In-Reply-To: <a349q8+dd3a@eGroups.com>

Me:

> > (2, -4, 30, -11, 42, 81)

> >

> > (this is different to Gene's wedge invariants which I still don't

> > know how to get).

Gene:

> What about a compromise? You change the order of the basis elements, so

> that this reads (2, -4, 30, 81, 42, -11). The point is to make the

> wedgie calclulated from the period matrix or from two ets the same as

> the wedgie calculated from two commas.

Ah! Well, in my case this isn't true. This is the first time I've seen

you acknowledge the problem. The wedgie above is

{(2, 3): 81, (0, 1): 2, (1, 3): 42, (0, 3): 30, (0, 2): -4, (1, 2): -11}

which has the invariant

(2, -4, 30, -11, 42, 81)

its complement is

{(2, 3): 2, (1, 2): 30, (1, 3): 4, (0, 3): -11, (0, 2): -42, (0, 1): 81}

with invariant

(81, -42, -11, 30, 4, 2)

How am I supposed to know which of these to take? They're dimensionally

identical. It looks like your invariant function magically removes the

distinction, but like I said before, I don't know how to do that.

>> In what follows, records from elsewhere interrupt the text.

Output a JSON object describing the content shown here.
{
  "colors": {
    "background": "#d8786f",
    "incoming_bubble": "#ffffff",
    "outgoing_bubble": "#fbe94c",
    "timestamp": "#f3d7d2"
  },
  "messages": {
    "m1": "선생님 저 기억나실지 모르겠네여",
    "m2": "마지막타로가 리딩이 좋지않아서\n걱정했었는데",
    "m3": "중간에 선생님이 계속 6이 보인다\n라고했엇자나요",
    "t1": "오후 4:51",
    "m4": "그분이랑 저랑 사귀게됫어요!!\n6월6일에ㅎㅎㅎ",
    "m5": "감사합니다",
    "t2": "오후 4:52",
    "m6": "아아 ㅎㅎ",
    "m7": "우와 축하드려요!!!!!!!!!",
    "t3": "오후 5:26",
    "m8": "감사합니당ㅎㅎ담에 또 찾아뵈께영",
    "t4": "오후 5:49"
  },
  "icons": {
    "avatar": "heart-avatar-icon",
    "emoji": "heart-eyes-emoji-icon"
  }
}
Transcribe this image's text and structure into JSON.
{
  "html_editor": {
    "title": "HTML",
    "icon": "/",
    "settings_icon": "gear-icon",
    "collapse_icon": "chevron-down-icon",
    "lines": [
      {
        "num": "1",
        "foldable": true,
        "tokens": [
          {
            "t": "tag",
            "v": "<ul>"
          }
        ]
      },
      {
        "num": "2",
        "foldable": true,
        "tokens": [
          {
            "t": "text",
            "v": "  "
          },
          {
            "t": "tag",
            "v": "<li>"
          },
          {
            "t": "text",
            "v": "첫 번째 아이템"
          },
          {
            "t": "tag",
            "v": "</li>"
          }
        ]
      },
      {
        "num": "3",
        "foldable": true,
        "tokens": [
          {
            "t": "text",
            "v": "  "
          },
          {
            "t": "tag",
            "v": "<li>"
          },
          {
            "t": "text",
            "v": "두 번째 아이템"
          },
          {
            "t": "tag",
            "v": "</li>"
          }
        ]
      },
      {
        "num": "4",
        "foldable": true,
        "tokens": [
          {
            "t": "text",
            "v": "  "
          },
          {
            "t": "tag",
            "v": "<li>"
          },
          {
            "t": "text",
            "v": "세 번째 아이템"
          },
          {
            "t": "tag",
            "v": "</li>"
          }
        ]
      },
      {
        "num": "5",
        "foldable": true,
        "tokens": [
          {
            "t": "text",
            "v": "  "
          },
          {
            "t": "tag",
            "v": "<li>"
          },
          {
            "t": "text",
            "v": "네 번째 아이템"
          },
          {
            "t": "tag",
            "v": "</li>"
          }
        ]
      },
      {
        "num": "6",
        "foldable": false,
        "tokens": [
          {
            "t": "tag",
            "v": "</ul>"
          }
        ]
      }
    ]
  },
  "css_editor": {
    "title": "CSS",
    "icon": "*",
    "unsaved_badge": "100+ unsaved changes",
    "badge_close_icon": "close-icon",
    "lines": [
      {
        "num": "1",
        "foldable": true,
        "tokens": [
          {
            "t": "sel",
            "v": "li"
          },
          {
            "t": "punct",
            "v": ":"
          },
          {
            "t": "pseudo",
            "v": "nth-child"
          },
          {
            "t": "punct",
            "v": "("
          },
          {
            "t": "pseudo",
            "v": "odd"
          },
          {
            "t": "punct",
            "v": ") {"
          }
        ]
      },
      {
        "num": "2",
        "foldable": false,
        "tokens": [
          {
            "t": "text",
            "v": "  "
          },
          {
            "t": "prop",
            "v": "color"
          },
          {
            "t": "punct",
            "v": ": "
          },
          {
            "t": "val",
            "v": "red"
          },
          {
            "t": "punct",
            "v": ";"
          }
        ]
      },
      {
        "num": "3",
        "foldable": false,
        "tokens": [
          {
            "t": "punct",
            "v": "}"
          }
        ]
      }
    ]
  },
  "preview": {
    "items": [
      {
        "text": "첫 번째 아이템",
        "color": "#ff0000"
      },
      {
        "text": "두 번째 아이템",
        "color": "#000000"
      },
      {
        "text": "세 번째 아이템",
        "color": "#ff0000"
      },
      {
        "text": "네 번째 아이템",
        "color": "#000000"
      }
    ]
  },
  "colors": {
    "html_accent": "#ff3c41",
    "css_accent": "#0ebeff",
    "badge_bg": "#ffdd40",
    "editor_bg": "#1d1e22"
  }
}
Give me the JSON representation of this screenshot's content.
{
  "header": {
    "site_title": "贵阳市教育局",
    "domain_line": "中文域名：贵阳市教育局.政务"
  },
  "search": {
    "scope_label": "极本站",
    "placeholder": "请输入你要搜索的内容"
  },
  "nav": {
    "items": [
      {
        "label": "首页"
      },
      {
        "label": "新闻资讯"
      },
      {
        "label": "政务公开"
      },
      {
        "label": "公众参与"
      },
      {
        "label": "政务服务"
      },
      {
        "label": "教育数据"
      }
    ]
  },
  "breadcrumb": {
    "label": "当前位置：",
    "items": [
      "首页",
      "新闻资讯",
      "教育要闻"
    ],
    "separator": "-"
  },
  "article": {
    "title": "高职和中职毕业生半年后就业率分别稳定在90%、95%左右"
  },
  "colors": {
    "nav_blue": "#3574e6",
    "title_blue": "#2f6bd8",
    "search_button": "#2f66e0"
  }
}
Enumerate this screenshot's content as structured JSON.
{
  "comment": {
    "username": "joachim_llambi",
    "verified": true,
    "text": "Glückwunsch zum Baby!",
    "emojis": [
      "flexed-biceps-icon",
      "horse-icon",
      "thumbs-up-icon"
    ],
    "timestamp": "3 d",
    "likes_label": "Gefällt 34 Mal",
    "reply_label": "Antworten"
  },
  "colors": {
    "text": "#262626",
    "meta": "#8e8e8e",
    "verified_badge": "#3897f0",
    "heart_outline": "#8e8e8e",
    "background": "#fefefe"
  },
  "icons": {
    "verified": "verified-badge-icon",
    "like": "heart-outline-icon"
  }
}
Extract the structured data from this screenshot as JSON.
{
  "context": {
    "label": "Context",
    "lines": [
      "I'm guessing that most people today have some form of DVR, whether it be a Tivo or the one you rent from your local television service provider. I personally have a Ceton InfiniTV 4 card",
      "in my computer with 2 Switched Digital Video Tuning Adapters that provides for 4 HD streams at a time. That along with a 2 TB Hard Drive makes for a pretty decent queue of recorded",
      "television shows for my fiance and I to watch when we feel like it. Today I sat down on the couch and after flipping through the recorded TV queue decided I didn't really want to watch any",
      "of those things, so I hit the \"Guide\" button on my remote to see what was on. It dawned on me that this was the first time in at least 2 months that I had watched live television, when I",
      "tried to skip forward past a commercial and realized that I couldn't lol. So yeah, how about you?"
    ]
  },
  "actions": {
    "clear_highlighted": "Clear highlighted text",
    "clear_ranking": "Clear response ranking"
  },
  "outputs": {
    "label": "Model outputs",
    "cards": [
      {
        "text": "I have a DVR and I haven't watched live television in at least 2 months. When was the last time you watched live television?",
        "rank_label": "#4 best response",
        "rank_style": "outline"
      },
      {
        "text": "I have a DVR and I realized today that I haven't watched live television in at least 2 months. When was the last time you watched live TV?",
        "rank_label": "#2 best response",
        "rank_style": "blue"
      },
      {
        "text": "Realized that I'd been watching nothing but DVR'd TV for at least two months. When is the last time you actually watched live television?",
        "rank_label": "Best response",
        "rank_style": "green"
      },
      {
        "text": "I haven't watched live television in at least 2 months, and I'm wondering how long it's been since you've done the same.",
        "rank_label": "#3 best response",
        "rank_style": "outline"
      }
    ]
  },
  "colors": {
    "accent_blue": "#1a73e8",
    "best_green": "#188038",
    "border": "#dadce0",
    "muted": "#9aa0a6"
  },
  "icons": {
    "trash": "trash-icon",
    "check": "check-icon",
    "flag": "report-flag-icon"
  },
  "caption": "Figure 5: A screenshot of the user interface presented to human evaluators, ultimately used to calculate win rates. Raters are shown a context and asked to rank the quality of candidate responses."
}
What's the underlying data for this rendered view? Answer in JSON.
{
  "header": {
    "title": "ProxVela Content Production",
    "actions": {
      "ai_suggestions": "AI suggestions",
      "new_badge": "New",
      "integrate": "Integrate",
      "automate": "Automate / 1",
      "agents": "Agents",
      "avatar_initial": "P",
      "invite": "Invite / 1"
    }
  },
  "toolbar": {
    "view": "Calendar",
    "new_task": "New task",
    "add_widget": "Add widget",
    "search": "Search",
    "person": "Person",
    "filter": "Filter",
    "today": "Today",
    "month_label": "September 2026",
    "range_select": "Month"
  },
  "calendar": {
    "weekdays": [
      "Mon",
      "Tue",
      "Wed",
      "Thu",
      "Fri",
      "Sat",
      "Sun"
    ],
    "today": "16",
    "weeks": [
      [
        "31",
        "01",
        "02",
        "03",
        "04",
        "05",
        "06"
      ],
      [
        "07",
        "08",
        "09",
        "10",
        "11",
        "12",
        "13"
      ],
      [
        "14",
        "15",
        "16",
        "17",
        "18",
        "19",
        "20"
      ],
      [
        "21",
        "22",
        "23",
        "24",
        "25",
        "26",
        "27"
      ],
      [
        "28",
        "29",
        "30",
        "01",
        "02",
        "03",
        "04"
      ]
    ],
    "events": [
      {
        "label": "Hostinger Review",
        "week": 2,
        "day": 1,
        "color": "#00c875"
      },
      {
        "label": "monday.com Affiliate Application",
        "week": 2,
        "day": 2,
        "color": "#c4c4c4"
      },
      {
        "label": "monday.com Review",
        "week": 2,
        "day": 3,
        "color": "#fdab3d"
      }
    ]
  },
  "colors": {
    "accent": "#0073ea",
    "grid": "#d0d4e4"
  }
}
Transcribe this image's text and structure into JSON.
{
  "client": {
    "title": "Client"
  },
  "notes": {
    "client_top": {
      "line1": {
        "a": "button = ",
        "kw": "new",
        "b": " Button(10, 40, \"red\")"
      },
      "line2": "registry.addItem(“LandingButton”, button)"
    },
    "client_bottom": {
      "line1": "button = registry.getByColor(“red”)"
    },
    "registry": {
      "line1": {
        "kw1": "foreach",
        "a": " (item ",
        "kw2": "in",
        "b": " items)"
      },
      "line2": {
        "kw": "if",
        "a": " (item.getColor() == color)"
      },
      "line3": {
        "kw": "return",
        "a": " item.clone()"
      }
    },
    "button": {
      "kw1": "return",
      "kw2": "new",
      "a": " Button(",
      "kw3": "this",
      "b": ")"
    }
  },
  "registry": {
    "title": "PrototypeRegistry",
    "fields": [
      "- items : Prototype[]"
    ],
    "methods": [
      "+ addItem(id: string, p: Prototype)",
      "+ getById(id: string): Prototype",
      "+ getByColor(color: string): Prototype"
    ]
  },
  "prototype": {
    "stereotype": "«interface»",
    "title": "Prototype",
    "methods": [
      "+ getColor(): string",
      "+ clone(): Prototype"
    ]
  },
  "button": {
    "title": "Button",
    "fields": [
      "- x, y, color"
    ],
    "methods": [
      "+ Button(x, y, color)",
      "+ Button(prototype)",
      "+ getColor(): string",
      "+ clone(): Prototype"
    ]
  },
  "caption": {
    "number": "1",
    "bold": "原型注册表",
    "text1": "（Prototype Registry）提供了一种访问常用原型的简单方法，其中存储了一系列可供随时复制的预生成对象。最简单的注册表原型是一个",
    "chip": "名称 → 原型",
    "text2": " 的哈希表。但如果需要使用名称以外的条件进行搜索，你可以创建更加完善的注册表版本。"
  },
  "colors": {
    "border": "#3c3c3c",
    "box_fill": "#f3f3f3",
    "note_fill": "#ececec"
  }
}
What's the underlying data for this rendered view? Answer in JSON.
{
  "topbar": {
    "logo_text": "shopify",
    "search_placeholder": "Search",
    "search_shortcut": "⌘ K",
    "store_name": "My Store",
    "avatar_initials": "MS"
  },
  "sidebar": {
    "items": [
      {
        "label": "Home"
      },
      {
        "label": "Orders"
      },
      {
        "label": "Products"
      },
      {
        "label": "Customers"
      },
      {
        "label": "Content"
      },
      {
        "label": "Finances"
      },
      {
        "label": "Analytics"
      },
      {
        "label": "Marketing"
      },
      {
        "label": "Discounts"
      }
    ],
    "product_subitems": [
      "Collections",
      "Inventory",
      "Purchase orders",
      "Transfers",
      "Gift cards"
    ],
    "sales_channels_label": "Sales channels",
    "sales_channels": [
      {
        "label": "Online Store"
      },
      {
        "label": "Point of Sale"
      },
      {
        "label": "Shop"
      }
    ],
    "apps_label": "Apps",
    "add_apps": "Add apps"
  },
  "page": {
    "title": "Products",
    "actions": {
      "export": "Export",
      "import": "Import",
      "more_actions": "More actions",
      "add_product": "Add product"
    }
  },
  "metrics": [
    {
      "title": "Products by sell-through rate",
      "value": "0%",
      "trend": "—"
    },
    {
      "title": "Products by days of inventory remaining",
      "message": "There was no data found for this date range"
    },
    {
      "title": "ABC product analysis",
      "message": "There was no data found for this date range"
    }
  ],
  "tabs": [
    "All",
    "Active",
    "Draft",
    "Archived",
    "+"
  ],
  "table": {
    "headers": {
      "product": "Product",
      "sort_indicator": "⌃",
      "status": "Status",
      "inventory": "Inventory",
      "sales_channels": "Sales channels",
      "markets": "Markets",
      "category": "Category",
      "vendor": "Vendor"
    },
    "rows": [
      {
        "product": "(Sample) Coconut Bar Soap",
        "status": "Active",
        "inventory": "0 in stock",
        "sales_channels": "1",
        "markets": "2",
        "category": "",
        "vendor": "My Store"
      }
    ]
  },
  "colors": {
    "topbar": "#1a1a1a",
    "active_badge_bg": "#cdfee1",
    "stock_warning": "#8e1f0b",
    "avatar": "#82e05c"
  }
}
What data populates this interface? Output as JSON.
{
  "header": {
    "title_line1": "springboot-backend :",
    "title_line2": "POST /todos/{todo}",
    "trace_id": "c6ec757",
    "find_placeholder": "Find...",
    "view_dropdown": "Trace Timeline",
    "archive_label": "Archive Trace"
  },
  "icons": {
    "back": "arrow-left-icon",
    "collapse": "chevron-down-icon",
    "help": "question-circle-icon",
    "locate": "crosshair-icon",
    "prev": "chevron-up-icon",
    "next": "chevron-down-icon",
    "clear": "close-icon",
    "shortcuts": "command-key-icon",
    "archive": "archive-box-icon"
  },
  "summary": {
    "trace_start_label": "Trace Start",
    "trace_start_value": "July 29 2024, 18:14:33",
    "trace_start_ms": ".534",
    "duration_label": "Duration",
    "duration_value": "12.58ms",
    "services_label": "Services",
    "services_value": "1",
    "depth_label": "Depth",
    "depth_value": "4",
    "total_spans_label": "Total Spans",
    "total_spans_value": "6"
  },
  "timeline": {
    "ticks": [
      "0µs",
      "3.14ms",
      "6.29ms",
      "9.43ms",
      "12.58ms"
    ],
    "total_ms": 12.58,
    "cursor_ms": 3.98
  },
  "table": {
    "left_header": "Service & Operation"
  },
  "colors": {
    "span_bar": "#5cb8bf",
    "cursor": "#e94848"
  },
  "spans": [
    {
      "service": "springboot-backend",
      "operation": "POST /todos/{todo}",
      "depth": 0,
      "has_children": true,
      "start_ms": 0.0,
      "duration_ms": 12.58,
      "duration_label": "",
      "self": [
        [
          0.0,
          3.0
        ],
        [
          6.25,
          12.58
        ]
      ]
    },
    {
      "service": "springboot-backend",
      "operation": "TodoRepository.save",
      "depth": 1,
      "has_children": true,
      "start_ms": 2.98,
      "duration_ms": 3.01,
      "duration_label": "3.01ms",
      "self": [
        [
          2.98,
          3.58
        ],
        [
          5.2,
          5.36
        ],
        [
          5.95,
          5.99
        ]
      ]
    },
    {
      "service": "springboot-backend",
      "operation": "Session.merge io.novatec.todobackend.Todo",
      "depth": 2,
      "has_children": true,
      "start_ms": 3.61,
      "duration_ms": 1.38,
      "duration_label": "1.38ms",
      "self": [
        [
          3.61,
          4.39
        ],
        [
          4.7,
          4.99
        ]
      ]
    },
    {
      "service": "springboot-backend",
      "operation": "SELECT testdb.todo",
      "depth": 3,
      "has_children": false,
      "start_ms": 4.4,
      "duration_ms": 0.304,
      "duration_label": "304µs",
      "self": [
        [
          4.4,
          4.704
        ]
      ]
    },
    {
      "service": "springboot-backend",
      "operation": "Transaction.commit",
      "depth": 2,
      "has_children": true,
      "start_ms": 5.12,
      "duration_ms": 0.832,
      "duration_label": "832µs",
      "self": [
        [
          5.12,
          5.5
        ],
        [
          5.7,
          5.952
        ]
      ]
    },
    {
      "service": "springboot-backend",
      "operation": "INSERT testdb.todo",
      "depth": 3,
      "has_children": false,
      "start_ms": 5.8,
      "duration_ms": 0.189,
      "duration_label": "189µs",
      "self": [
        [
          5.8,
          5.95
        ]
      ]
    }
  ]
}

I did make a mistake above. It's

{(2, 3): 2, (1, 2): 30, (1, 3): 4, (0, 3): -11, (0, 2): -42, (0, 1): 81}

that gives the period/generator mapping

[(2, 0), (0, 1), (11, -2), (-42, 15)]

Whereas

{(2, 3): 81, (0, 1): 2, (1, 3): 42, (0, 3): 30, (0, 2): -4, (1, 2): -11}

gives

[(1, 0), (-74, 81), (38, -42), (10, -11)]

which has a stonking 3256 cent 7-limit minimax, but is still legally

defined. How do you tell which is "correct"? I really don't know.

Gene:

> In return, I could normalize by

> your method. Mine was chosen to correspond with the 5-limit, where a

> wedgie is just the comma of the temperament, and where the obvious way

> to normalize is to make the comma greater than one. However this isn't

> going to work in the 11-limit, and we should decide on a single system

> which may as well be the one you are using now.

All I do is take the simpler of a "pair" of wedgies, which is ambiguous

only in the 7 prime limit. Then, I sort each basis into ascending order

and sort the whole thing in ascending order of bases.

Me:

> > The linear temperament formed by combining two consistent equal

> > temperaments will never have a higher complexity than the number of

> > notes in the more complex ET.

> >

> > This is using the same definitions of complexity and consistency as

> > my program. Anybody care to prove/refute it?

Gene:

> Have you done enough calculations to check its plausibility? It sounds

> plausible, though.

I haven't found any exceptions yet, but haven't done a systematic search.

It's easy to refute if you don't enforce consistency. Pretty much

anything can be written as g0&g1 with the right g0, g1 and period.

Me:

> > I'm not clear what to do with the function when it is working. It

> > takes square matrices, but the matrices formed by commatic unison

> > vectors aren't square.

Gene:

> You should be able to change the code to nonsquare easily enough. If

> that doesn't work, try filling out the matrix with rows of zeros.

The former might work. I'll have to see if I can get my brain around it.

The latter certainly won't. The Gram-Schmidt orthogonalization involves

dividing by inner products, which will be zero if a row is zero.